The European Commission (EC) has fined a number of games companies including Valve (€7.8 million) $9.5 million over the geo-blocking of Steam keys.
In a ruling on its website, the EC said that it was fining Valve, Bandai Namco, Capcom, Focus Home, Koch Media and ZeniMax Media, saying that publishers creating Steam keys that can only be activated in certain regions was an anti-trust violation. The organisation said that the EU Digital Single Market meant that products should be available equally to all consumers in the European Economic Area.
Geo-blocking stops keys being activated in certain regions. Publishers use this tech to allow the sale of games at different prices in different regions, depending on what the value of local currency and what the economy is like. The theory is that more wealthy countries like the UK, France and Germany can afford higher prices, where less fortunate regions should pay less. Key resellers and grey markets exploit this to sell keys bought at lower prices in less wealthy countries at a higher price in better-off countries.
“More than 50% of all Europeans play video games," executive vice president Margrethe Vestager, said.

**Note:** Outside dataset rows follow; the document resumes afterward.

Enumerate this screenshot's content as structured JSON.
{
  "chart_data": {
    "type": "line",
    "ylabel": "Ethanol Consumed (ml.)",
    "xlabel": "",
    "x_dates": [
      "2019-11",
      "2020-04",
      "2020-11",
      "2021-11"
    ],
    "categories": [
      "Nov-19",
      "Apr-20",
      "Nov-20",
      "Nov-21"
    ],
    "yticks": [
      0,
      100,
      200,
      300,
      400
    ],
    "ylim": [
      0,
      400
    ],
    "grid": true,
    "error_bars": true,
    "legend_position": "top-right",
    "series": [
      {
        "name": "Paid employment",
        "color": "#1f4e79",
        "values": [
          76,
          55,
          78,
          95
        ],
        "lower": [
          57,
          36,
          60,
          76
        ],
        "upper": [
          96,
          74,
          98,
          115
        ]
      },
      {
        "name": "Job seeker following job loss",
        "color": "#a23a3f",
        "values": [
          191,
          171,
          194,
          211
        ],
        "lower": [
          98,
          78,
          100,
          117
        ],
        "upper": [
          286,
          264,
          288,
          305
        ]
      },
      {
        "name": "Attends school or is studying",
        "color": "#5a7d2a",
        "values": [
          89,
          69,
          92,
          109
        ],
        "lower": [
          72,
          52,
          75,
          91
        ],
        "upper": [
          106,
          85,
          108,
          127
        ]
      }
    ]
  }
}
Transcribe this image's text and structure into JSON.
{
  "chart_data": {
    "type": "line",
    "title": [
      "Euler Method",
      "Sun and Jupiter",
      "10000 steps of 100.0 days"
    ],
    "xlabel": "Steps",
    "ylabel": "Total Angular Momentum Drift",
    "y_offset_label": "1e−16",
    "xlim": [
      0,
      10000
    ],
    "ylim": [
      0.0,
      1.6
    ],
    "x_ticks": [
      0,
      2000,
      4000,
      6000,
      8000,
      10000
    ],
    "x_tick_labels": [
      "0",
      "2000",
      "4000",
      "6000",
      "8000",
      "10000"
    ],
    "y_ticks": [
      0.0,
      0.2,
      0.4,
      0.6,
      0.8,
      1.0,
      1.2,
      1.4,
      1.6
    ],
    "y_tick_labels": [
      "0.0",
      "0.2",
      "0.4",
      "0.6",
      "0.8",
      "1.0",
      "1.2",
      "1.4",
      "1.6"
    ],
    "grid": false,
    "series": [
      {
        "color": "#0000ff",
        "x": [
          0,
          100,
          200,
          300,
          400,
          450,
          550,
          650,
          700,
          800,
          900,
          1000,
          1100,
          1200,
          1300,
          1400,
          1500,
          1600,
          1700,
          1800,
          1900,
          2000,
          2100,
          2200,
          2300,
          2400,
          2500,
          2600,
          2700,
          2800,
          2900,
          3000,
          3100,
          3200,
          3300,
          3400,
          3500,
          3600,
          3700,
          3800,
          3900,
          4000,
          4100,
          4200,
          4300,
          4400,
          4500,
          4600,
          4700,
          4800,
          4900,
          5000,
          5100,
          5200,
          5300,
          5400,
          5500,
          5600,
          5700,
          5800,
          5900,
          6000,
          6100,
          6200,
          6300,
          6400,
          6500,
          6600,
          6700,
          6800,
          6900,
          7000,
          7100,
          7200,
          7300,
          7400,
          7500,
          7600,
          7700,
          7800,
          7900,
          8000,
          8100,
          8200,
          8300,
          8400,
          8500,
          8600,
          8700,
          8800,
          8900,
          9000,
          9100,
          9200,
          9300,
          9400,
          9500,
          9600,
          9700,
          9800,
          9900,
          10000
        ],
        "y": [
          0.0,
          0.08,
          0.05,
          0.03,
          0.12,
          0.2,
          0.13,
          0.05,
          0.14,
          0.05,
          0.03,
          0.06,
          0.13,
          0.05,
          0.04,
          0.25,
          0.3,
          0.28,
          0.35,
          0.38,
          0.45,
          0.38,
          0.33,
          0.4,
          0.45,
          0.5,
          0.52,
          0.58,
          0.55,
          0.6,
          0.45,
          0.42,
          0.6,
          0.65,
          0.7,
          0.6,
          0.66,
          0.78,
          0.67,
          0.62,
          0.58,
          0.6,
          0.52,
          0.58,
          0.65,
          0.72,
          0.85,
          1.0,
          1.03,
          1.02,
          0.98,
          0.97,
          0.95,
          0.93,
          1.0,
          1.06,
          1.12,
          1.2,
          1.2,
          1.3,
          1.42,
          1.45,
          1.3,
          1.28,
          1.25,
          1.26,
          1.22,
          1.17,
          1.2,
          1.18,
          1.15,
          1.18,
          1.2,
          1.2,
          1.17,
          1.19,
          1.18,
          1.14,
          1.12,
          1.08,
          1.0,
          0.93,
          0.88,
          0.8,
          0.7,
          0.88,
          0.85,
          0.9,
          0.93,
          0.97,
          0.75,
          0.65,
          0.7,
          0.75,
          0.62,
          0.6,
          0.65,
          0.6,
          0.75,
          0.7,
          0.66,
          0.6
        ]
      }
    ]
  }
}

"The video game industry in Europe is thriving and it is now worth over €17 billion. Today's sanctions against the “geo-blocking” practices of Valve and five PC video game publishers serve as a reminder that under EU competition law, companies are prohibited from contractually restricting cross-border sales. Such practices deprive European consumers of the benefits of the EU Digital Single Market and of the opportunity to shop around for the most suitable offer in the EU."
This case has been rumbling on for some time now, with the European Commission saying in April 2019 that Valve and the aforementioned companies were in violation of EU antitrust law.
Valve challenged the ruling in September 2019 and was the only company to not see a fine reduction for co-operation. The Steam firm has been fined €1,624,000 ($1.97 million).
Capcom received a 15 per cent discount for co-operation, walking away with a €396,000 ($480,530) fine, while Bandai Namco, Focus Home, Koch Media and ZeniMax all saw a 10 per cent reduction for their assistance. These companies paid €340,000 ($412,576), €2,888,000 ($3.5 million ), €977,000 ($1.18 million) and €1,664,000 ($2 million) respectively.